Medical professionals often need to be familiar with the law. From basic consent rules to the tort of negligence, it constantly shapes their work and responsibilities. For specialists in reproductive medicine, however, staying up to date can be a challenging task. To assist, this American Society of Reproductive Medicine (ASRM) podcast, Gestational Carriers and the Law, interviews Rachel Loftspring – an attorney from Ohio who specialises in surrogacy. She provides an overview of what medical professionals ought to know about this area of law. Though the podcast is useful in so far as it goes, those in need of detailed information should also look elsewhere.
The conversation covers various ways that the responsibilities of doctors and attorneys (lawyers in the UK) intersect during the surrogacy process. For instance, it explores the benefits of obtaining medical clearance before proceeding with the contracting phase. Also discussed is the importance of following the contractually agreed timeline when implanting embryos. This is practical information that both professions need to be aware of to ensure these arrangements can proceed as smoothly as possible. Following this advice will protect the best interests of all involved – the main reason that these cross-disciplinary conversations are so important.
The podcast also touches on what assisted reproduction specialists should know about COVID-19 and surrogacy. For example, intended parents have different views on whether they want their surrogate to be vaccinated. This is mentioned as part of the advice given to IVF clinics. In particular, the interviewee notes that if clinics require surrogates to be vaccinated as a matter of policy, the parties should be informed of this early in the process. It is also interesting, however, as it adds an additional layer of complexity to the issue of autonomy and third-party reproduction.
One of the most contested aspects of surrogacy is how to balance the rights of gestational carriers to self-determination and bodily autonomy with the obvious vested interests of the intended parents in the process. Though it is common for parties to defer to medical advice in the case of disagreement, these policies mean that vaccination may no longer be a mere recommendation. Given the fluctuation in advice about COVID-19 vaccinations for pregnant people, this is a particularly significant development. Just as medical professionals need to be aware of the law, therefore, attorneys similarly need to remain up to date with medical guidance if they are to effectively advise their clients.
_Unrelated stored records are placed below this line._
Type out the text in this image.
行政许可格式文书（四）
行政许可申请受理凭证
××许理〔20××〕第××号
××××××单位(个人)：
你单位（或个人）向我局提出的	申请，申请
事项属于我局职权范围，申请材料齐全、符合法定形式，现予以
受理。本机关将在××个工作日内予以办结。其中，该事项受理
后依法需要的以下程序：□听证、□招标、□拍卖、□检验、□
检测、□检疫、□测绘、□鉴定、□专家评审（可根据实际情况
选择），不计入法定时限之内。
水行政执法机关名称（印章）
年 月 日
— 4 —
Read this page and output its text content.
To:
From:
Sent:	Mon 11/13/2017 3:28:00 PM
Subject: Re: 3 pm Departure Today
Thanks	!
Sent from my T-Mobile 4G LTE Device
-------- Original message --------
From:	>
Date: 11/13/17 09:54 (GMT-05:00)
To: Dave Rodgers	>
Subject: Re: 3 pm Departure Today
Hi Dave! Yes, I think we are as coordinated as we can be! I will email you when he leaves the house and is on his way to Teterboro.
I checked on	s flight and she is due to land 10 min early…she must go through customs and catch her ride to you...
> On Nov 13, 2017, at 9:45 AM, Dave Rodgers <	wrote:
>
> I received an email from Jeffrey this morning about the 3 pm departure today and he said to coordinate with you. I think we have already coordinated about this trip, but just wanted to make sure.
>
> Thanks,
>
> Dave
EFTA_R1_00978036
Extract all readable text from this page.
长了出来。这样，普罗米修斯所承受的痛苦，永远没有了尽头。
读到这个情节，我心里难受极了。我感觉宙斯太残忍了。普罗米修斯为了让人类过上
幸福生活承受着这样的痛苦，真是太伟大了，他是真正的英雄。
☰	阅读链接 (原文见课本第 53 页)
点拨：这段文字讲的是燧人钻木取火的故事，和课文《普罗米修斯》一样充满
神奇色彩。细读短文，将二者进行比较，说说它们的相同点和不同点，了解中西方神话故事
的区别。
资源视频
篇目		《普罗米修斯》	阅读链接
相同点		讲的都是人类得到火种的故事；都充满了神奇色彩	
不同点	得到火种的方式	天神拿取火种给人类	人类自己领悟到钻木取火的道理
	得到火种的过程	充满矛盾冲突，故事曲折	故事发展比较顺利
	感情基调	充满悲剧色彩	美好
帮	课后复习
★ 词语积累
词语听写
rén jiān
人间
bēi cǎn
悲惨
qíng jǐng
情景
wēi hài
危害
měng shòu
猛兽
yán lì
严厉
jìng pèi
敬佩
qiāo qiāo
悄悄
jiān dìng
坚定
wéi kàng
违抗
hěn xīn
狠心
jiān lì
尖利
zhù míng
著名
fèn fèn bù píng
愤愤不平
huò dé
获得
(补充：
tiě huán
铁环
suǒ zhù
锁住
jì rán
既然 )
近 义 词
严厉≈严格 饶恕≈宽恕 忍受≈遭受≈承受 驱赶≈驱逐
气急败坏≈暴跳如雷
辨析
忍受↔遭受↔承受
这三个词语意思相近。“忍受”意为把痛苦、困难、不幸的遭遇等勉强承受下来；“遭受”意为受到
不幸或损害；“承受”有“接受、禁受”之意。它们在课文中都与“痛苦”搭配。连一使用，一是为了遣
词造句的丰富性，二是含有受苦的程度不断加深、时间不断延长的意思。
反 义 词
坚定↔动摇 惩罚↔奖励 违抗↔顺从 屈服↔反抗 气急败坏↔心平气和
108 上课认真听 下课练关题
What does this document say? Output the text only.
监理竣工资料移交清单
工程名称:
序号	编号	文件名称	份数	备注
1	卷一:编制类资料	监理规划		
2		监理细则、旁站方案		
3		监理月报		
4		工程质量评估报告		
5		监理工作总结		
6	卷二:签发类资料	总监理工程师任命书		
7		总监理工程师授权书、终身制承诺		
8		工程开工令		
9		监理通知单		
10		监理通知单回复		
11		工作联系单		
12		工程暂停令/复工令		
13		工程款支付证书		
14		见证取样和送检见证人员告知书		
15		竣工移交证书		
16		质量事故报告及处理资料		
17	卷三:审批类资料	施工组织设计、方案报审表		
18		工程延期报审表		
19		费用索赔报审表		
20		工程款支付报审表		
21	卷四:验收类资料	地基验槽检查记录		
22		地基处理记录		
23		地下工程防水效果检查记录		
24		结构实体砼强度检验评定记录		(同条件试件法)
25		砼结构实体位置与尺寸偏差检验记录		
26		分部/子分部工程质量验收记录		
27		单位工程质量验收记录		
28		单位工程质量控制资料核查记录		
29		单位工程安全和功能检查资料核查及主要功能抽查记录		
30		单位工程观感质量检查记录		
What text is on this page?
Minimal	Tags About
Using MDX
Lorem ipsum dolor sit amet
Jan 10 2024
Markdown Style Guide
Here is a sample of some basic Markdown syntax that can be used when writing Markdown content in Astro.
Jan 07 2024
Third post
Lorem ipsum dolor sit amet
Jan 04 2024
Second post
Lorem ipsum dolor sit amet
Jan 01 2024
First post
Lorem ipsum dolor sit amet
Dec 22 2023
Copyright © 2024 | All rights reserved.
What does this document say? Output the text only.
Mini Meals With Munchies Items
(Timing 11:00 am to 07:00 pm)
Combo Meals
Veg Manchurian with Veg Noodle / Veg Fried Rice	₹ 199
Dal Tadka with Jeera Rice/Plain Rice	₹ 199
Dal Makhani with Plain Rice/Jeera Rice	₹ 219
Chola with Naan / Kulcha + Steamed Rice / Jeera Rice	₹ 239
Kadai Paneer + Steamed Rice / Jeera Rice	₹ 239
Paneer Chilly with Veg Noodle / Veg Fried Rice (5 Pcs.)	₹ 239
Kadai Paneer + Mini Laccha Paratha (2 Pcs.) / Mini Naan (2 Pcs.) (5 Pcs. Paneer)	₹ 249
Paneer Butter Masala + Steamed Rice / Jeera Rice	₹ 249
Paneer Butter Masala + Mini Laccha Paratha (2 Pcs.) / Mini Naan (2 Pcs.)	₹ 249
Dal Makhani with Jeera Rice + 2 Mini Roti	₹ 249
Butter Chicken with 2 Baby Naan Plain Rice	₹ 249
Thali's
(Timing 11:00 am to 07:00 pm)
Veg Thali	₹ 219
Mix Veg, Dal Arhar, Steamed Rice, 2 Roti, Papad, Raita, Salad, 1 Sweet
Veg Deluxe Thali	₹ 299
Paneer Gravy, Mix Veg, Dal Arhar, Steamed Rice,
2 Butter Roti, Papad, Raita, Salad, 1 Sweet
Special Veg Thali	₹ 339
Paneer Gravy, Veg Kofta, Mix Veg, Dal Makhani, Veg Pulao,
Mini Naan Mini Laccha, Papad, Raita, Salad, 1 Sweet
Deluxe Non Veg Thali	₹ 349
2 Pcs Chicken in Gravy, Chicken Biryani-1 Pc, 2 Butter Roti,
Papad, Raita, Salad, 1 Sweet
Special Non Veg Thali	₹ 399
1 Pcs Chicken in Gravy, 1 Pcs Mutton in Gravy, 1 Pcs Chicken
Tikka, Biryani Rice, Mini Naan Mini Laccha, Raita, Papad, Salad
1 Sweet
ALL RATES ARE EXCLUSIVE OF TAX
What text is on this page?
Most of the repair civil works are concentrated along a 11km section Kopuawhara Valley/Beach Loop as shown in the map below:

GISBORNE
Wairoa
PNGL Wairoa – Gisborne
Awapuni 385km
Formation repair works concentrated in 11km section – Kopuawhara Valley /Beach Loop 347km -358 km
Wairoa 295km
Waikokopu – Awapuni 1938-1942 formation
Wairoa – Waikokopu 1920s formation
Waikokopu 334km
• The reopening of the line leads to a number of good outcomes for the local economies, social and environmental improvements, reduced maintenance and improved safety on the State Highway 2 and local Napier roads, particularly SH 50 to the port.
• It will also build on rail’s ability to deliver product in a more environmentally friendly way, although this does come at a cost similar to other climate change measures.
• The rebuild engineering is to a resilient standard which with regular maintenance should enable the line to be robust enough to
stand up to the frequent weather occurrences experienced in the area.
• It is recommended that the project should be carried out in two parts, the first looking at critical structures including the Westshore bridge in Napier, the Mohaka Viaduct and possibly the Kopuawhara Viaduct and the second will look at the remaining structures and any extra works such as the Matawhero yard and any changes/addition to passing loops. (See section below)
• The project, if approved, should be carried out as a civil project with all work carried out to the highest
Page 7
Despite its strengths, at only fifteen minutes long there is an inevitable detail deficit in this podcast. Some complex aspects of surrogacy are not mentioned at all. Particularly given the US context, it is surprising that insurance is absent from the discussion. This may be as assisted reproduction specialists do not directly advise on this. Nonetheless, the suggestions on how to make effective referrals to other medical or legal professionals are equally as applicable here. As observed in the podcast itself, attempting to save money by cutting corners in surrogacy can cause heartbreak. Both medical and legal professionals should therefore be encouraging parties to explore other ways to make surrogacy more affordable.
Additionally, there are aspects of surrogacy which are mentioned only superficially. For instance, the interviewee gives an outline of the provisions that are included in gestational carrier arrangements. As these contracts are often between thirty and fifty pages long, this is inevitably abridged. Even aspects that are referred to, however, are not discussed in depth. For instance, the attorney mentions the 'lifestyle changes' that surrogates are expected to comply with. They note that their contracts include the basic changes expected of any pregnant person (presumably meaning no alcohol consumption, no smoking etc), as well as deference to medical recommendations. Yet this skates over the extent to which these provisions can impact the life of a gestational carrier. From travel restrictions to essential oils, not all of these restrictions necessarily featured in their own previous pregnancies.
Though this is a podcast for medical professionals rather than people considering surrogacy for themselves, it might still be said that ASRM members should also have a more precise awareness of what these arrangements stipulate. This would allow them to better tailor the advice that the parties defer to. Similarly, they could better support anyone who may be struggling to adjust to the intensity of these arrangements.
Surrogacy is an area of law that both varies dramatically between jurisdictions and is unusually fast moving. The fact that these cross-disciplinary conversations are taking place, therefore, is doubtlessly important. Given the legal, medical, and emotional complexities of these arrangements, however, a fully comprehensive picture could not be achieved in a fifteen-minute podcast. It should be treated as a general overview on which assisted practitioners can build through further research and communication.